When Eric Harry asked me to review six of his CDs at once, I was really skeptical that anyone’s music would keep me interested for that long. I will happily admit that I was completely wrong, and was actually disappointed to get to the bottom of the pile. Eric has released a total of eight CDs in less than two years – an amazing feat! I have no doubts that Eric will be a major force in the new classical, solo piano, and new age music genres, so now that I’m very familiar with his music, it’s time to get to know the composer.
KP: You appear to have suddenly burst on the piano music scene with eight CDs of original music. How did you create such a huge collection of music in such a short time?
EH: Well, Kathy, my years as a composer in TV and radio advertising gave me the discipline; however, I certainly wasn't used to longer format original compositions. I was in New York days before 9/11 recording Grady Tate for a commercial. After the attacks, I felt a sense of great sadness, yet I also felt a newfound appreciation for life.

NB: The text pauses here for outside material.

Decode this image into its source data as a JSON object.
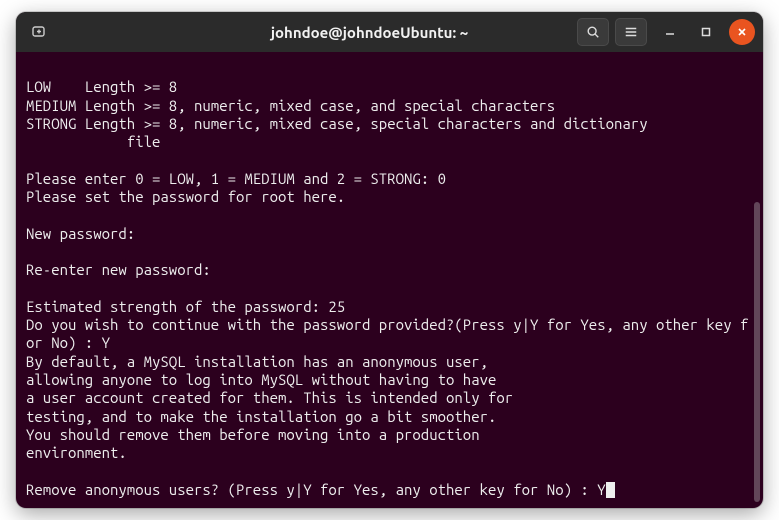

I really felt I was missing my earliest love of simply writing and playing music for the pure joy of creating something magical and spontaneous rather than for the monetary gains. Hence came my first album, entitled Love Preludes. It was my nod to Lizst, Chopin, Debussy - all my childhood heroes.

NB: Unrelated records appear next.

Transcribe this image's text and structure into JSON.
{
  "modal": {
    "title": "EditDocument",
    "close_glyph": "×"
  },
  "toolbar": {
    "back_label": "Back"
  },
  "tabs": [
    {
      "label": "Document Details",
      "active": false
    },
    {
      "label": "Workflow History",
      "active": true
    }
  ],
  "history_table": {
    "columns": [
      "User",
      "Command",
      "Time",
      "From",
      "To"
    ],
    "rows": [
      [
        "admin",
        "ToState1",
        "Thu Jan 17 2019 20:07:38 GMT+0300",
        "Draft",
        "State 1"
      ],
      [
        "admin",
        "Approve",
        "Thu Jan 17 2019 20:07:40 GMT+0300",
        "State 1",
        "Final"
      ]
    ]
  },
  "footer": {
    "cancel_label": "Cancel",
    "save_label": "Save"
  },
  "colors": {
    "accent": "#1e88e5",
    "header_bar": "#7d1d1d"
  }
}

In 2007, I just sat down at the piano one day and closed my eyes. Somehow, out came Tree Spirits Piano Solos. I cried after the first take. It was like I reconnected with myself. From there I just kept going. It was easy because I loved it so much.
KP: Are some of the recorded pieces from the past?
EH: I think just two pieces were older – “Prairie Whistle” and “The Innocence of Kite Flying,” both of which are on Imaginary Picnic.
KP: A lot of your music is very poignant and sad, but you seem like a very positive and upbeat person. Where does that sad feeling come from?
The only explanation that I can come up with is this: We all seem to keep our emotions bottled up inside. We spend the whole day smiling, being nice – just because society says we have to. We never have a chance to express our longing, our fears, regrets or sadness. So when I close my eyes to play or write, it's more natural to express this voice. Also as composers, we do mirror what the world is feeling at that moment, and frankly, there is much strife, melancholy and sickness everywhere. But yes, odd as it may seem, I'm a happy-go-lucky person. Go figure!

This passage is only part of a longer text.